In the coming days, Congress will likely pass the annual National Defense Authorization Act, as it does every year. But this year, the legislation could include a provision that is anything but routine: The House version of the bill would transfer command and control of the D.C. National Guard from the president to the District’s mayor. This critical reform—a response to the direct threats to democracy the nation has recently experienced—would both shore up democracy’s safeguards and protect the safety of D.C.’s residents.
National Guard organizations are the modern incarnation of the colonial state militias; their defining feature is that they generally operate under the command of their state or territorial governor. This is true of all 54 National Guard organizations in the United States today—except one. By law, the D.C. National Guard serves exclusively under the command of the president.
This unique arrangement does not result from any legislative judgment that local control of the District’s Guard forces would be inappropriate. Rather, it is a relic of history. When Congress assigned command of the D.C. Guard to the president, there was no local government for the District—no elected local leader to take charge of its militia. The entirety of D.C. was a federal enclave.
Today, this original justification for presidential control of the D.C. Guard no longer exists. Moreover, the D.C. Guard’s anomalous command structure causes two serious problems, both of which were on display in the last year and a half.
First, it creates a loophole in the Posse Comitatus Act, the law that prohibits the president from using federal military forces to conduct civilian law enforcement without an express statutory exception. This law reflects a core principle of our nation. The Founders understood that an army turned inward could easily become an instrument of tyranny for the president.
Because the Posse Comitatus Act applies only to federal military forces, National Guard personnel are not bound by it unless they have been called into federal service, or “federalized.” But even though the D.C. Guard is always under the president’s control, the U.S. Department of Justice has long maintained the legal fiction that it can operate in a nonfederal “militia” status. That means the president can use the D.C. Guard as a domestic police force at any time, without invoking the Insurrection Act (which allows the president to use military force to quell violent uprisings or enforce civil rights laws) or any other statutory exception to the Posse Comitatus Act.
In June 2020, Donald Trump took advantage of this loophole, deploying the D.C. Guard—over the objections of D.C.’s mayor—in response to local protests against police brutality. He also asked several governors to deploy their own Guard forces into D.C. Although these out-of-state units were nominally under their governors’ control, they were in fact reporting up through the D.C. Guard’s chain of command, which meant they were ultimately taking orders from the president. In this way, Trump used the Guard’s command structure to completely evade the Posse Comitatus Act, deploying thousands of troops as a domestic police force without any statutory authorization.

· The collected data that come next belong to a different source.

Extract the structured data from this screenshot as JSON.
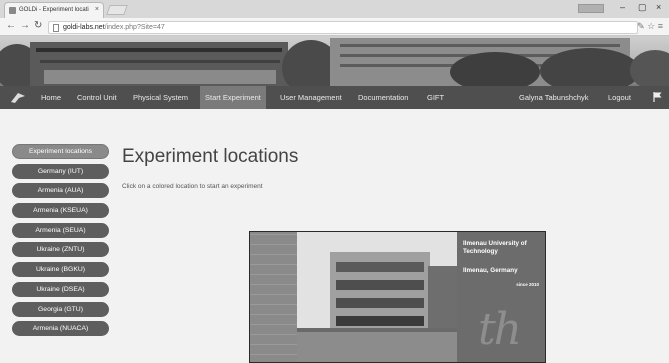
{
  "browser": {
    "tab_title": "GOLDi - Experiment locati",
    "tab_close": "×",
    "url_host": "goldi-labs.net",
    "url_path": "/index.php?Site=47",
    "window_controls": [
      "–",
      "▢",
      "×"
    ]
  },
  "nav": {
    "items": [
      "Home",
      "Control Unit",
      "Physical System",
      "Start Experiment",
      "User Management",
      "Documentation",
      "GIFT"
    ],
    "active_item": "Start Experiment",
    "user_name": "Galyna Tabunshchyk",
    "logout": "Logout"
  },
  "sidebar": {
    "items": [
      {
        "label": "Experiment locations",
        "active": true
      },
      {
        "label": "Germany (IUT)",
        "active": false
      },
      {
        "label": "Armenia (AUA)",
        "active": false
      },
      {
        "label": "Armenia (KSEUA)",
        "active": false
      },
      {
        "label": "Armenia (SEUA)",
        "active": false
      },
      {
        "label": "Ukraine (ZNTU)",
        "active": false
      },
      {
        "label": "Ukraine (BGKU)",
        "active": false
      },
      {
        "label": "Ukraine (DSEA)",
        "active": false
      },
      {
        "label": "Georgia (GTU)",
        "active": false
      },
      {
        "label": "Armenia (NUACA)",
        "active": false
      }
    ]
  },
  "main": {
    "title": "Experiment locations",
    "instruction": "Click on a colored location to start an experiment"
  },
  "location_card": {
    "university": "Ilmenau University of Technology",
    "city": "Ilmenau, Germany",
    "since": "since 2010",
    "logo_text": "th"
  }
}
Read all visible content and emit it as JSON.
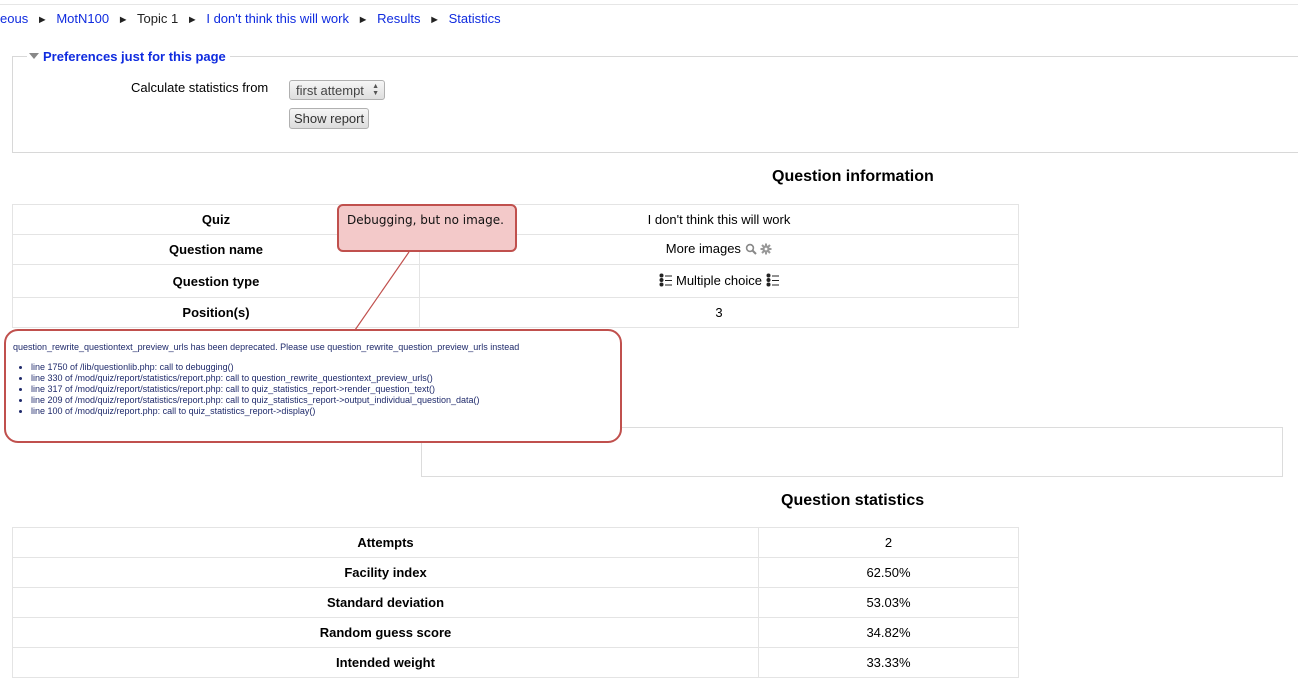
{
  "breadcrumb": {
    "items": [
      "eous",
      "MotN100",
      "Topic 1",
      "I don't think this will work",
      "Results",
      "Statistics"
    ],
    "separator": "►"
  },
  "preferences": {
    "legend": "Preferences just for this page",
    "calc_label": "Calculate statistics from",
    "calc_value": "first attempt",
    "show_button": "Show report"
  },
  "question_info": {
    "heading": "Question information",
    "rows": [
      {
        "key": "Quiz",
        "value": "I don't think this will work"
      },
      {
        "key": "Question name",
        "value": "More images"
      },
      {
        "key": "Question type",
        "value": "Multiple choice"
      },
      {
        "key": "Position(s)",
        "value": "3"
      }
    ]
  },
  "callout": {
    "text": "Debugging, but no image."
  },
  "debug": {
    "message": "question_rewrite_questiontext_preview_urls has been deprecated. Please use question_rewrite_question_preview_urls instead",
    "lines": [
      "line 1750 of /lib/questionlib.php: call to debugging()",
      "line 330 of /mod/quiz/report/statistics/report.php: call to question_rewrite_questiontext_preview_urls()",
      "line 317 of /mod/quiz/report/statistics/report.php: call to quiz_statistics_report->render_question_text()",
      "line 209 of /mod/quiz/report/statistics/report.php: call to quiz_statistics_report->output_individual_question_data()",
      "line 100 of /mod/quiz/report.php: call to quiz_statistics_report->display()"
    ]
  },
  "question_stats": {
    "heading": "Question statistics",
    "rows": [
      {
        "key": "Attempts",
        "value": "2"
      },
      {
        "key": "Facility index",
        "value": "62.50%"
      },
      {
        "key": "Standard deviation",
        "value": "53.03%"
      },
      {
        "key": "Random guess score",
        "value": "34.82%"
      },
      {
        "key": "Intended weight",
        "value": "33.33%"
      }
    ]
  },
  "colors": {
    "link": "#0f2bdf",
    "callout_border": "#c0504d",
    "callout_fill": "#f3c9c9"
  },
  "icons": {
    "preview": "search-icon",
    "edit": "gear-icon",
    "qtype": "multichoice-icon"
  }
}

The second problem with the D.C. Guard’s command structure came to vivid light on Jan. 6. As rioters breached the U.S. Capitol and threatened the safety of lawmakers and others inside the District, the mayor of D.C. was not able to deploy D.C.’s own Guard to assist. Instead, she had to ask the D.C. Guard’s commanding general for help, who then had to request authorization from the secretary of the Army. This needlessly bureaucratic process took hours—all while D.C. Guard personnel sat waiting on buses. By contrast, Metropolitan Police Department officers arrived on the scene within 10 minutes.
The District of Columbia National Guard Home Rule Act, which was incorporated into the House-passed National Defense Authorization Act, solves both of these problems by transferring control over the D.C. Guard from the president to the mayor of D.C. That would prevent presidents from using the D.C. National Guard to evade the Posse Comitatus Act, bolstering reasonable and long-standing restrictions on presidential power. At the same time, it would enable prompt and predictable local government responses to emergencies.
To be clear, granting the mayor command of the D.C. National Guard is not—for better or for worse—a steppingstone to D.C. becoming a state. After all, the governors of Puerto Rico, Guam, and the U.S. Virgin Islands all exercise primary control over their National Guard forces, and yet this has not set those territories on the path to statehood. Local control of Guard forces is not, and never has never been, contingent on statehood status.
Nor would the law affect the president’s ability to call the D.C. Guard into federal service, just as he can do with the Guard units of any other territory or state. But those forces would then be bound by the Posse Comitatus Act. Accordingly, the president would have to follow the laws established by Congress and invoke the Insurrection Act before using the D.C. Guard for civilian law enforcement.
This reform has a significant hurdle to clear before it becomes law. Lawmakers are still working to reconcile the House-passed version of the NDAA with the version currently under consideration by the Senate, which does not include such reform. The members involved in these negotiations should recognize the importance of this measure and include it in the final NDAA. If they do that, they will have performed a valuable service for our democracy and for the city in which it sits.